Néanmoins, il fut un temps, à tout le moins un intermède où nous avions un pays avec des institutions d’État, avec des hommes et des femmes de valeur, avec une société complexe certes, mais réelle. Une économie endogène mais suffisante. De graves problèmes mais des espoirs à la tonne, car chaque famille haïtienne, chaque citoyen, du plus grand au plus petit étaient porteurs de visions, de desseins, de missions. Le notable n’était plus seulement le bourgeois de ville ou le petit richard de banlieue. La notabilité s’était définie d’autres critères : haute moralité, esprit de famille, sens civique, niveau élevé de patriotisme, solidarité à toute épreuve etc…Toutes qualités qui se retrouvaient à des degrés peut-être differents dans ce qu’on appelle aujourd’hui ” les anciens Haïtiens par rapport aux nouveaux ” qui se targuent d’être des citoyens modernes avec double ou triple nationalité et surtout avec l’obsession de la réussite matérielle par tous les moyens légaux ou illégaux. C’est un peu le modèle qu’on offre aux générations montantes. Et notre échelle des valeurs n’en finit plus de tomber. La situation actuelle d’Haïti n’est nullement étonnante. Car, une société sans mémoire est, en quelque sorte, sans présent et surtout sans avenir. La rupture d’un maillon de la chaîne entraîne la destruction de l’ensemble. Et c’est ce qui est en train d’arriver à cette nation née, il y a un peu plus de deux siècles.

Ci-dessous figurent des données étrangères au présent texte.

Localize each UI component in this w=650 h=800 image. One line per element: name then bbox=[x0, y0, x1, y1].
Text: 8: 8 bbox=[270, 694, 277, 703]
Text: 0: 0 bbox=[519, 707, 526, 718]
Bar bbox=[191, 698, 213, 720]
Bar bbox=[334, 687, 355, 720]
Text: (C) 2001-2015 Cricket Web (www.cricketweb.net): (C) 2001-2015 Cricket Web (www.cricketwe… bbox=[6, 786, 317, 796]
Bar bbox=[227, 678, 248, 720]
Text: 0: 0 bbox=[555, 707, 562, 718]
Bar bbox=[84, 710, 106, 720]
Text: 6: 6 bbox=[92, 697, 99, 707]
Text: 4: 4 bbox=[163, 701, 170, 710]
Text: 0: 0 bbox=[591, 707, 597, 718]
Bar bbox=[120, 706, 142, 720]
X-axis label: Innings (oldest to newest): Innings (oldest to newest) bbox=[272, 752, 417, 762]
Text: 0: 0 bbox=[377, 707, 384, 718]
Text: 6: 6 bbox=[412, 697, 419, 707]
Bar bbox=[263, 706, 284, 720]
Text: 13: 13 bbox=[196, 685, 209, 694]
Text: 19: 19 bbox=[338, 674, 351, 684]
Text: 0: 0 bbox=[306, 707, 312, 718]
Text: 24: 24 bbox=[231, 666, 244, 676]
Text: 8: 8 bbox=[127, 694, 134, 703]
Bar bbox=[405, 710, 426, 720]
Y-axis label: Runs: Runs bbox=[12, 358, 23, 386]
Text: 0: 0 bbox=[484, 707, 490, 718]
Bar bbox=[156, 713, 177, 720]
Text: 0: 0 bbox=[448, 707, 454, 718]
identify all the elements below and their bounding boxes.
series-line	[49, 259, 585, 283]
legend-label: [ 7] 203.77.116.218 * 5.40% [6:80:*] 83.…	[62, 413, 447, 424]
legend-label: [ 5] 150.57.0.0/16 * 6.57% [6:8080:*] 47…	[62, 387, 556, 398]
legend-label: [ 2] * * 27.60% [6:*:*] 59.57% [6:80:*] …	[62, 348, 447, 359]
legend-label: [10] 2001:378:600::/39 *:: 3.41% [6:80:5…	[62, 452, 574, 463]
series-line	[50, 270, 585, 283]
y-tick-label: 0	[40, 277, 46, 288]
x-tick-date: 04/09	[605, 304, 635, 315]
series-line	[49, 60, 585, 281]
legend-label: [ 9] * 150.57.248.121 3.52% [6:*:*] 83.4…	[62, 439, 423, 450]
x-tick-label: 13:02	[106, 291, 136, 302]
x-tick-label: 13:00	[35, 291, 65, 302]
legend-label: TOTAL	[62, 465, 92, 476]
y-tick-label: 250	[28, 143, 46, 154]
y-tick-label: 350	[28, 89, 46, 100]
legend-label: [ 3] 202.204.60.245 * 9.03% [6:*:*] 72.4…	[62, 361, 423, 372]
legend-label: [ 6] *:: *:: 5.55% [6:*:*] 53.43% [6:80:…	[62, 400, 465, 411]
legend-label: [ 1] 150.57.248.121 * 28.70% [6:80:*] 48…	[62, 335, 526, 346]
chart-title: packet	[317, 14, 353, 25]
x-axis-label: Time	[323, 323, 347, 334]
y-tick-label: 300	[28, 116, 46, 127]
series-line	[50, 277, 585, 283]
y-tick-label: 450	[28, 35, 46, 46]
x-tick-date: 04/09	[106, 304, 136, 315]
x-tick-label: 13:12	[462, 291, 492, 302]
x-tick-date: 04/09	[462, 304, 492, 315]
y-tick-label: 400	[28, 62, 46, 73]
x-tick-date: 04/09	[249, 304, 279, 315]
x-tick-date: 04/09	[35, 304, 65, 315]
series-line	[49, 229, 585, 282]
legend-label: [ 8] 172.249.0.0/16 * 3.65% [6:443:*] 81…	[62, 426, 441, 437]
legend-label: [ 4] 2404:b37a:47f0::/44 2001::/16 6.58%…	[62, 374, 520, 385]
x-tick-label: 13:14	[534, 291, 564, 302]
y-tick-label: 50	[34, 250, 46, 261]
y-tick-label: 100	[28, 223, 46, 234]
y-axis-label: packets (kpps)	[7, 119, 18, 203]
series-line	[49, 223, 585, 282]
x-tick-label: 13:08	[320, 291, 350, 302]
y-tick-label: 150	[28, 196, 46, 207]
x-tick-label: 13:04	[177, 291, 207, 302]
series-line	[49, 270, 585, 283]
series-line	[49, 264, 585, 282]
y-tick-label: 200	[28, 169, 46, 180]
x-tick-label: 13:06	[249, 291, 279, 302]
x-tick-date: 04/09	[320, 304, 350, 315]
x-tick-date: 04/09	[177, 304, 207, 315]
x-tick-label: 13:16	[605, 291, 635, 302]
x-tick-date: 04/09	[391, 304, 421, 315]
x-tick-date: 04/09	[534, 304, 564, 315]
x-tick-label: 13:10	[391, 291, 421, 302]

Jeunesse de mon pays, haïtiens du 21ème siècle, comment pouvez-vous être aussi aveugle au point de ne pas voir l’abîme qui se dessine sous vos pieds? Comment pouvez-vous être si inconséquents et imprévoyants au point de confier dans des élections-bidons votre destin à des comédiens de boulevard incapables de jouer convenablement une pièce montée par les plus grands du théâtre mondial ? Comment enfin, pouvez-vous en tant que noyé, vous accrocher à ces tiges désséchées en espérant atteindre le rivage? Au moment oú les structures de l’État se désagrègent inexorablement sous l’action conjuguée des sympathisans internationaux du pouvoir CPT rétrograde et de la résignation morbide d’une population prise en otage dans un processus de déliquescence accélérée de notre société, on insulte votre intelligence en vous proposant un os à sucer, des élections. Ce cocktail vous est soumis par l’Internationale rien que pour ne pas perdre la face aux yeux du monde qui s’attend depuis longtemps que la branche pourrie se détache d’elle -même de l’arbre de la vie et renoue avec son destin de poussière , comme il en a toujours été de ces régimes politiques chassés à coup de violence, de barbarie et de terrorisme depuis Michel Domingue jusqu’à Vilbrun Guillaume Sam pour arriver à la triste période du CPT. Mondialisation oblige, Jeunesse de mon pays.